Was ist Ägypten? Das alte Reich war jedenfalls so gewaltig, dass sich jeder seine persönlichen Schwarzweissbilder dazu ausmalen kann. Cheops, der König der grossen Pyramide in Gizeh, lebte zeitlich weiter entfernt von Kleopatra als Kleopatra von uns.
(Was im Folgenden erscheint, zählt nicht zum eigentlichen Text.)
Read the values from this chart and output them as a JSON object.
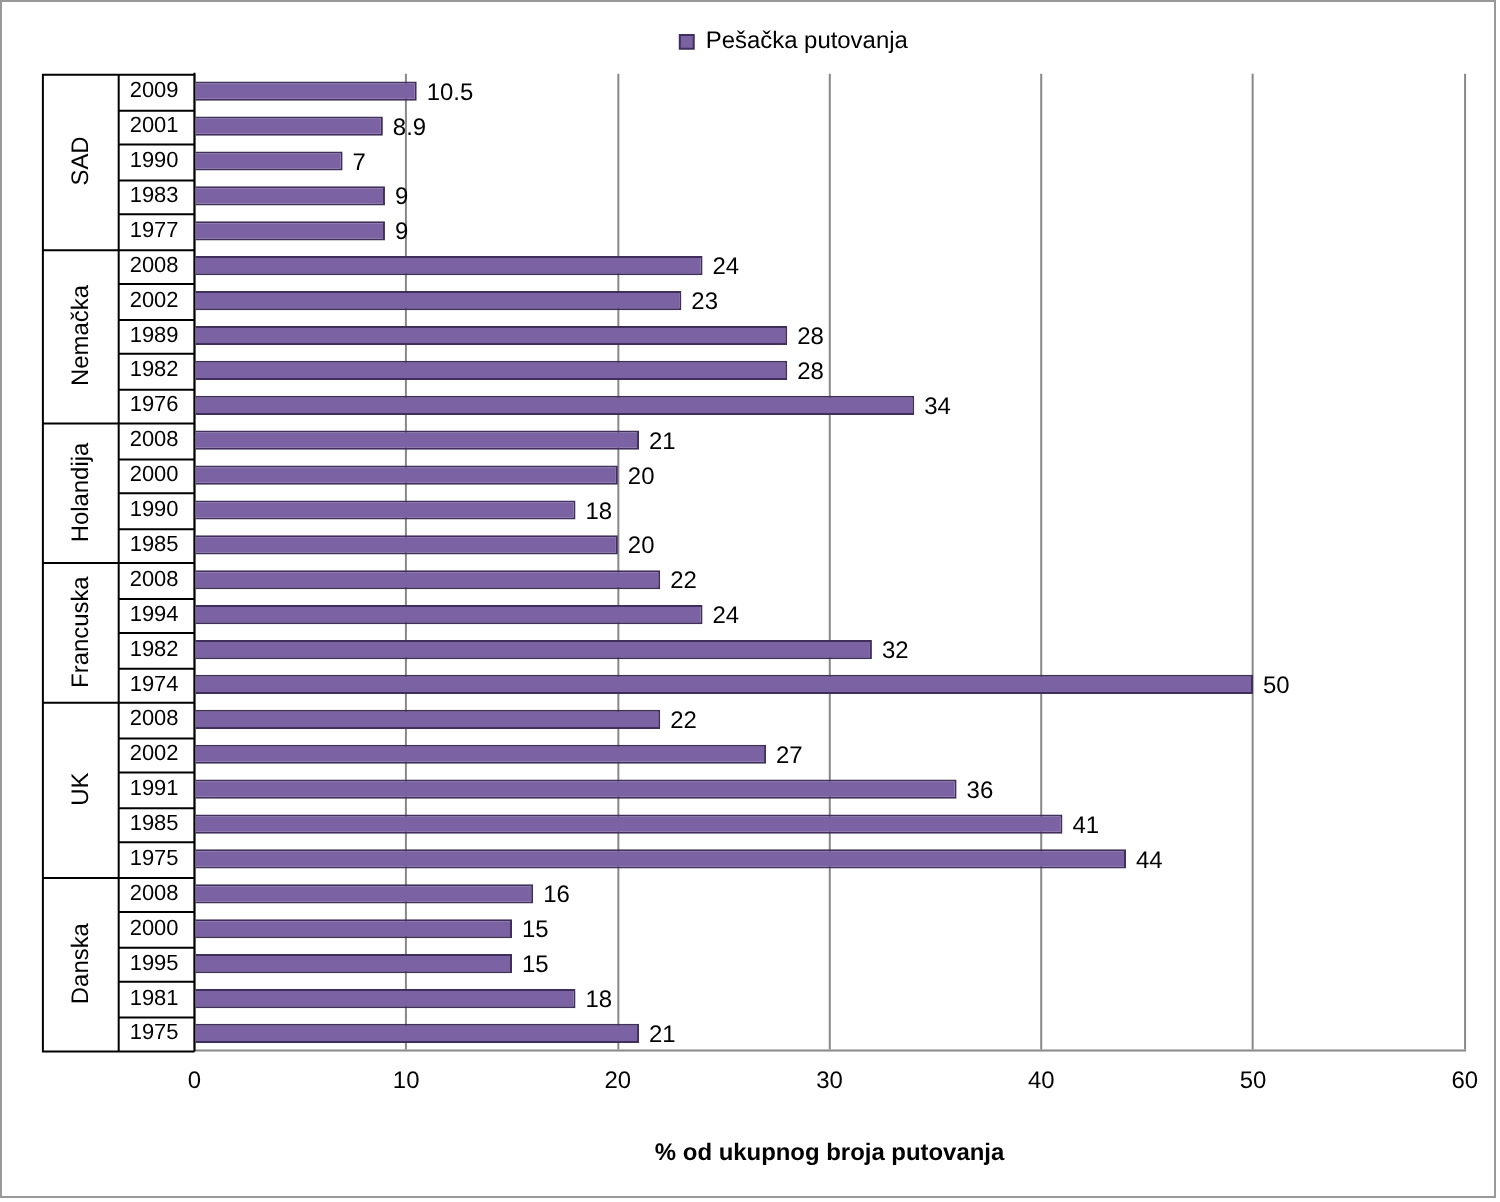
{
  "chart_data": {
    "type": "bar",
    "orientation": "horizontal",
    "xlabel": "% od ukupnog broja putovanja",
    "categories": [
      "2009",
      "2001",
      "1990",
      "1983",
      "1977",
      "2008",
      "2002",
      "1989",
      "1982",
      "1976",
      "2008",
      "2000",
      "1990",
      "1985",
      "2008",
      "1994",
      "1982",
      "1974",
      "2008",
      "2002",
      "1991",
      "1985",
      "1975",
      "2008",
      "2000",
      "1995",
      "1981",
      "1975"
    ],
    "series": [
      {
        "name": "Pešačka putovanja",
        "color": "#7b62a3",
        "values": [
          10.5,
          8.9,
          7,
          9,
          9,
          24,
          23,
          28,
          28,
          34,
          21,
          20,
          18,
          20,
          22,
          24,
          32,
          50,
          22,
          27,
          36,
          41,
          44,
          16,
          15,
          15,
          18,
          21
        ]
      }
    ],
    "annotations": [
      "SAD",
      "Nemačka",
      "Holandija",
      "Francuska",
      "UK",
      "Danska"
    ],
    "xlim": [
      0,
      60
    ],
    "xticks": [
      0,
      10,
      20,
      30,
      40,
      50,
      60
    ],
    "grid": "x",
    "legend": "top",
    "data_labels": true
  }
}
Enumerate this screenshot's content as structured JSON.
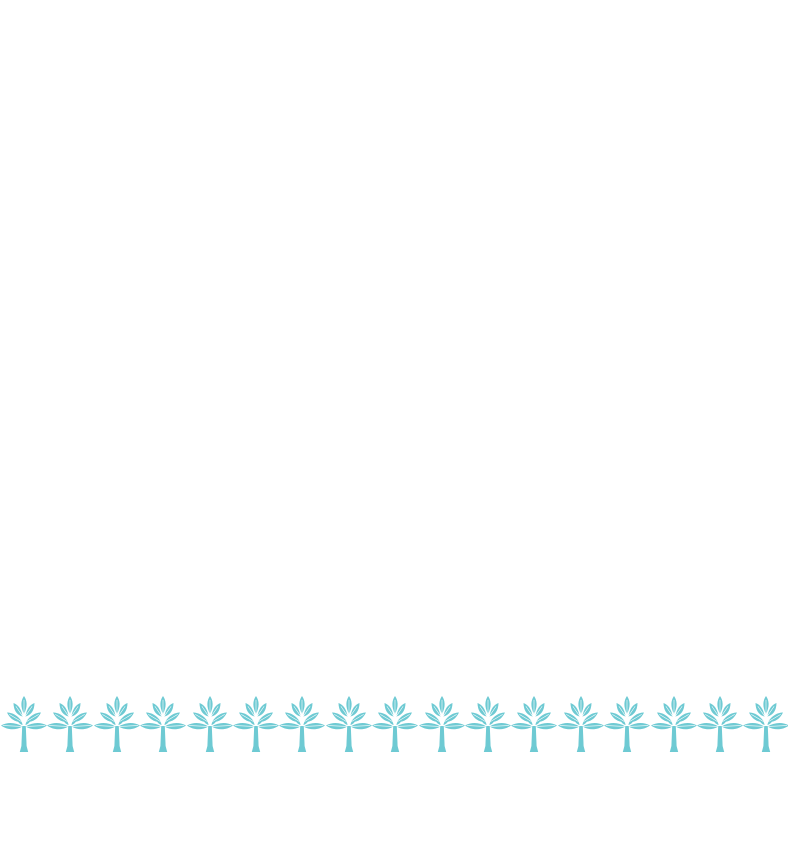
{
  "decoration": {
    "icon": "tree-icon",
    "count": 17,
    "color": "#6ecad3",
    "background": "#ffffff"
  }
}
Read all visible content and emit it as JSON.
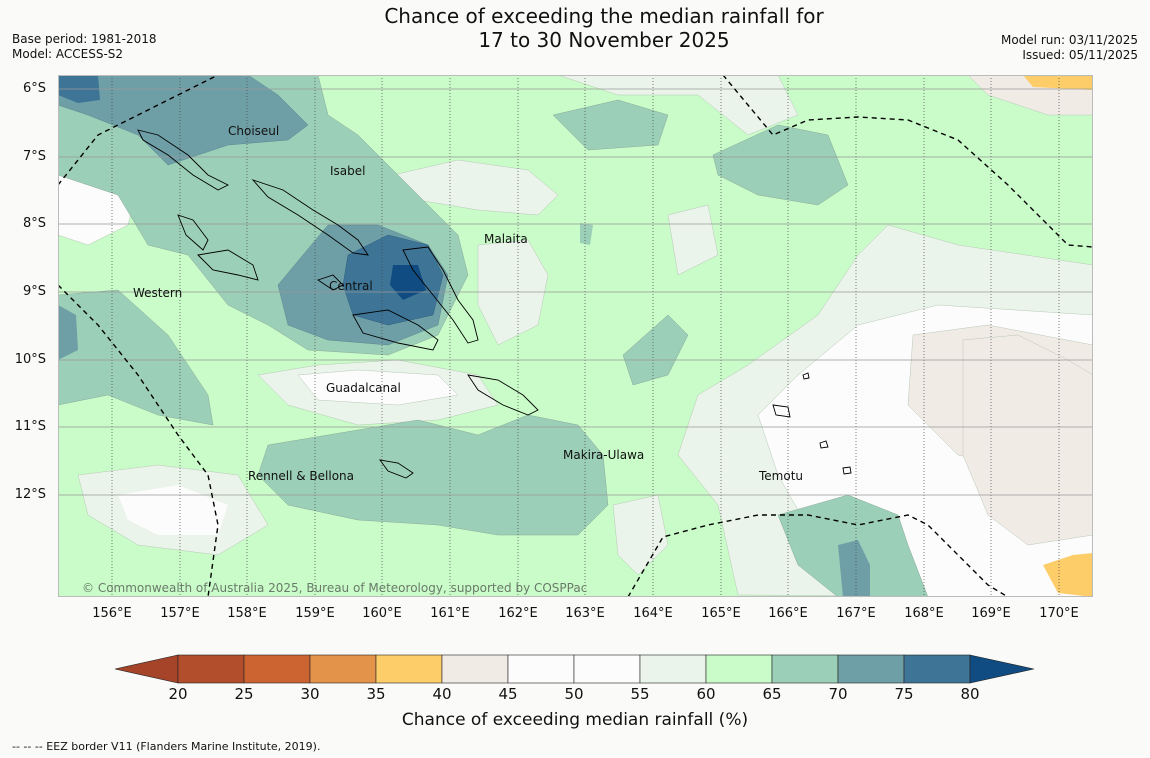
{
  "header": {
    "title_line1": "Chance of exceeding the median rainfall for",
    "title_line2": "17 to 30 November 2025",
    "base_period": "Base period: 1981-2018",
    "model": "Model: ACCESS-S2",
    "model_run": "Model run: 03/11/2025",
    "issued": "Issued: 05/11/2025"
  },
  "map": {
    "lat_labels": [
      "6°S",
      "7°S",
      "8°S",
      "9°S",
      "10°S",
      "11°S",
      "12°S"
    ],
    "lon_labels": [
      "156°E",
      "157°E",
      "158°E",
      "159°E",
      "160°E",
      "161°E",
      "162°E",
      "163°E",
      "164°E",
      "165°E",
      "166°E",
      "167°E",
      "168°E",
      "169°E",
      "170°E"
    ],
    "regions": {
      "choiseul": "Choiseul",
      "isabel": "Isabel",
      "malaita": "Malaita",
      "central": "Central",
      "western": "Western",
      "guadalcanal": "Guadalcanal",
      "makira": "Makira-Ulawa",
      "rennell": "Rennell & Bellona",
      "temotu": "Temotu"
    },
    "copyright": "© Commonwealth of Australia 2025, Bureau of Meteorology, supported by COSPPac"
  },
  "colorbar": {
    "ticks": [
      "20",
      "25",
      "30",
      "35",
      "40",
      "45",
      "50",
      "55",
      "60",
      "65",
      "70",
      "75",
      "80"
    ],
    "colors": [
      "#a6442a",
      "#b24e2b",
      "#cc6432",
      "#e4934a",
      "#fdcd6a",
      "#f1ebe6",
      "#fbfcfb",
      "#fbfcfb",
      "#eaf4ea",
      "#c9fcc8",
      "#9ccfb8",
      "#6f9fa6",
      "#3e7596",
      "#104c81"
    ],
    "label": "Chance of exceeding median rainfall (%)"
  },
  "footnote": "--  --  -- EEZ border V11 (Flanders Marine Institute, 2019)."
}
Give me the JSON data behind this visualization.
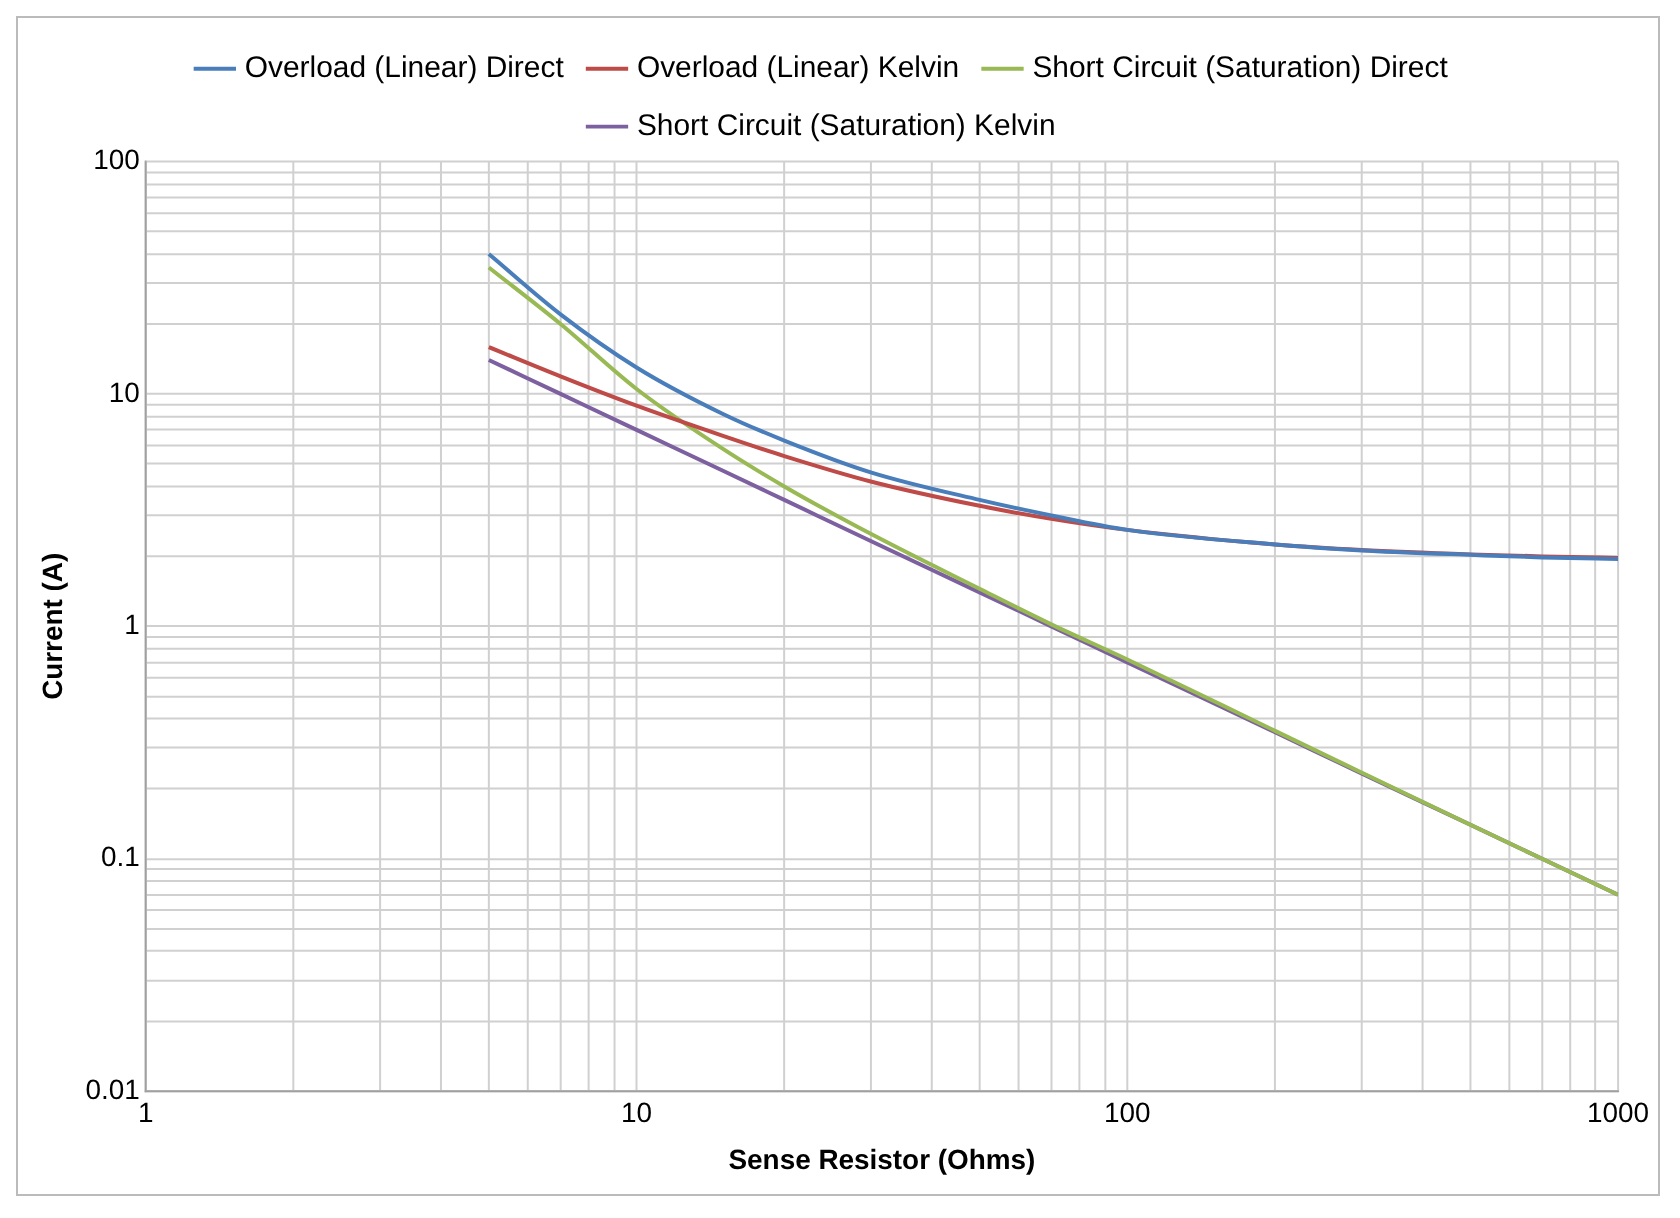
{
  "chart_data": {
    "type": "line",
    "xlabel": "Sense Resistor (Ohms)",
    "ylabel": "Current (A)",
    "log": "xy",
    "grid": true,
    "legend": "top",
    "marker": "none",
    "line_style": "solid",
    "x": [
      5,
      7,
      10,
      15,
      20,
      30,
      50,
      70,
      100,
      200,
      300,
      500,
      700,
      1000
    ],
    "xlim": [
      1,
      1000
    ],
    "ylim": [
      0.01,
      100
    ],
    "xticks": [
      1,
      {
        "value": 2,
        "label": null
      },
      {
        "value": 3,
        "label": null
      },
      {
        "value": 4,
        "label": null
      },
      {
        "value": 5,
        "label": null
      },
      {
        "value": 6,
        "label": null
      },
      {
        "value": 7,
        "label": null
      },
      {
        "value": 8,
        "label": null
      },
      {
        "value": 9,
        "label": null
      },
      10,
      {
        "value": 20,
        "label": null
      },
      {
        "value": 30,
        "label": null
      },
      {
        "value": 40,
        "label": null
      },
      {
        "value": 50,
        "label": null
      },
      {
        "value": 60,
        "label": null
      },
      {
        "value": 70,
        "label": null
      },
      {
        "value": 80,
        "label": null
      },
      {
        "value": 90,
        "label": null
      },
      100,
      {
        "value": 200,
        "label": null
      },
      {
        "value": 300,
        "label": null
      },
      {
        "value": 400,
        "label": null
      },
      {
        "value": 500,
        "label": null
      },
      {
        "value": 600,
        "label": null
      },
      {
        "value": 700,
        "label": null
      },
      {
        "value": 800,
        "label": null
      },
      {
        "value": 900,
        "label": null
      },
      1000
    ],
    "yticks": [
      0.01,
      {
        "value": 0.02,
        "label": null
      },
      {
        "value": 0.03,
        "label": null
      },
      {
        "value": 0.04,
        "label": null
      },
      {
        "value": 0.05,
        "label": null
      },
      {
        "value": 0.06,
        "label": null
      },
      {
        "value": 0.07,
        "label": null
      },
      {
        "value": 0.08,
        "label": null
      },
      {
        "value": 0.09,
        "label": null
      },
      0.1,
      {
        "value": 0.2,
        "label": null
      },
      {
        "value": 0.3,
        "label": null
      },
      {
        "value": 0.4,
        "label": null
      },
      {
        "value": 0.5,
        "label": null
      },
      {
        "value": 0.6,
        "label": null
      },
      {
        "value": 0.7,
        "label": null
      },
      {
        "value": 0.8,
        "label": null
      },
      {
        "value": 0.9,
        "label": null
      },
      1,
      {
        "value": 2,
        "label": null
      },
      {
        "value": 3,
        "label": null
      },
      {
        "value": 4,
        "label": null
      },
      {
        "value": 5,
        "label": null
      },
      {
        "value": 6,
        "label": null
      },
      {
        "value": 7,
        "label": null
      },
      {
        "value": 8,
        "label": null
      },
      {
        "value": 9,
        "label": null
      },
      10,
      {
        "value": 20,
        "label": null
      },
      {
        "value": 30,
        "label": null
      },
      {
        "value": 40,
        "label": null
      },
      {
        "value": 50,
        "label": null
      },
      {
        "value": 60,
        "label": null
      },
      {
        "value": 70,
        "label": null
      },
      {
        "value": 80,
        "label": null
      },
      {
        "value": 90,
        "label": null
      },
      100
    ],
    "series": [
      {
        "name": "Overload (Linear) Direct",
        "color": "#4a7ebb",
        "values": [
          40,
          22,
          13,
          8.2,
          6.3,
          4.6,
          3.5,
          3.0,
          2.6,
          2.25,
          2.12,
          2.03,
          1.98,
          1.95
        ]
      },
      {
        "name": "Overload (Linear) Kelvin",
        "color": "#be4b48",
        "values": [
          15.9,
          11.9,
          8.9,
          6.6,
          5.4,
          4.2,
          3.3,
          2.9,
          2.6,
          2.25,
          2.13,
          2.04,
          2.0,
          1.97
        ]
      },
      {
        "name": "Short Circuit (Saturation) Direct",
        "color": "#98b954",
        "values": [
          35,
          20,
          10.5,
          5.8,
          4.0,
          2.5,
          1.45,
          1.02,
          0.72,
          0.355,
          0.235,
          0.14,
          0.1,
          0.07
        ]
      },
      {
        "name": "Short Circuit (Saturation) Kelvin",
        "color": "#7d60a0",
        "values": [
          14,
          10,
          7,
          4.67,
          3.5,
          2.33,
          1.4,
          1.0,
          0.7,
          0.35,
          0.233,
          0.14,
          0.1,
          0.07
        ]
      }
    ]
  }
}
6 Kommentare zu «Der ewige Fluch des Pharao»

  • Fritz Meyerhans sagt:

    Ohne die sehr weiss gewaschenen afrikanischen Charaktere gutheissen oder legitimieren zu wollen: Ich dachte, Kleopatra war effektiv nicht gebürtige Ägypterin sondern Makedonierin?!

  • Rolf Zach sagt:

    Mit den alten Ägypter sind wir Europäer über das Alte Testament und die alten Griechen wie zum Beispiel Herodot verbunden. Ausgehend von dieser Faszination zusammen mit den Pyramiden kamen dazu noch die Archäologie, die durch Napoleons Feldzug nach Ägypten 1799 stark gefördert wurde und direkt danach die Entzifferung des Steins von Rosette.
    Was dieses während Jahrhunderte reichste Land der Erde, wo eigentlich mit wenig Aufwand eine große Bevölkerung ernährt werden konnte, dazu bewogen hat, alle ihre überschüssige Energie daraus zum grössten Teil nicht für ihre Zukunft, sondern für ihre Religion zu verwenden, bleibt weiterhin rätselhaft.
    Das Ägypten um Christi Geburt war ein Land der griechischen Kultur, die alt-ägyptische dominierte nicht mehr. Kleopatra war eine Frau des Hellenismus.

  • L. Franke sagt:

    Die Mitarbeiter des Ägyptischen Museums in Kairo platzieren das Oberteil einer Statue von Pharao Ramses II (CG 616, dunkler Granit, Höhe : 0,77 m, gefunden in Tanis, wohl ursprünglich aus Pi-Ramesse).

  • Othmar Riesen sagt:

    Die Pharaonen-Zeit dauerte über 3000 Jahre. Das hat sonst niemand in der Geschichte dieser Welt geschafft. Die Papsttum dauert erst seit 2000 Jahren, ähnlich lang auch das römische Reich.

  • Roland K. Moser sagt:

    Raubkunst.
    Und die Europäer sind so stolz auf ihren Kunstraub, dass sie Raubkunst nicht zurück geben.

    • Rolf Zach sagt:

      Raubkunst ist ein großer Mythos der heutigen Dritt-Welt-Enthusiasten, gilt besonders für die Länder der islamischen Zivilisation.
      Was denken Sie wohl, wo das Grab Tutanchamuns wäre, wenn es nicht die westliche Archäologie gegeben hätte? Islamische Behörden haben sich nie um die antiken Schätze ihrer Länder interessiert. Das Edelmetall und die Edelsteine wurde schon genommen, aber die Kunstwerke selbst sind nach dem Koran heidnisches Zeugs und nicht der Rede wert.
      Heutige Regierungen dort sind nur daran interessiert, wenn es Geld verspricht, gilt auch für die Türkei und Ägypten. Nur der Iran ist da eine Ausnahme.
      Was der IS mit den antiken Kunstschätzen angerichtet hat, wird von 90 % der Moslems dieser Länder als richtig betrachtet. Nur als Geld-Quelle zählt es!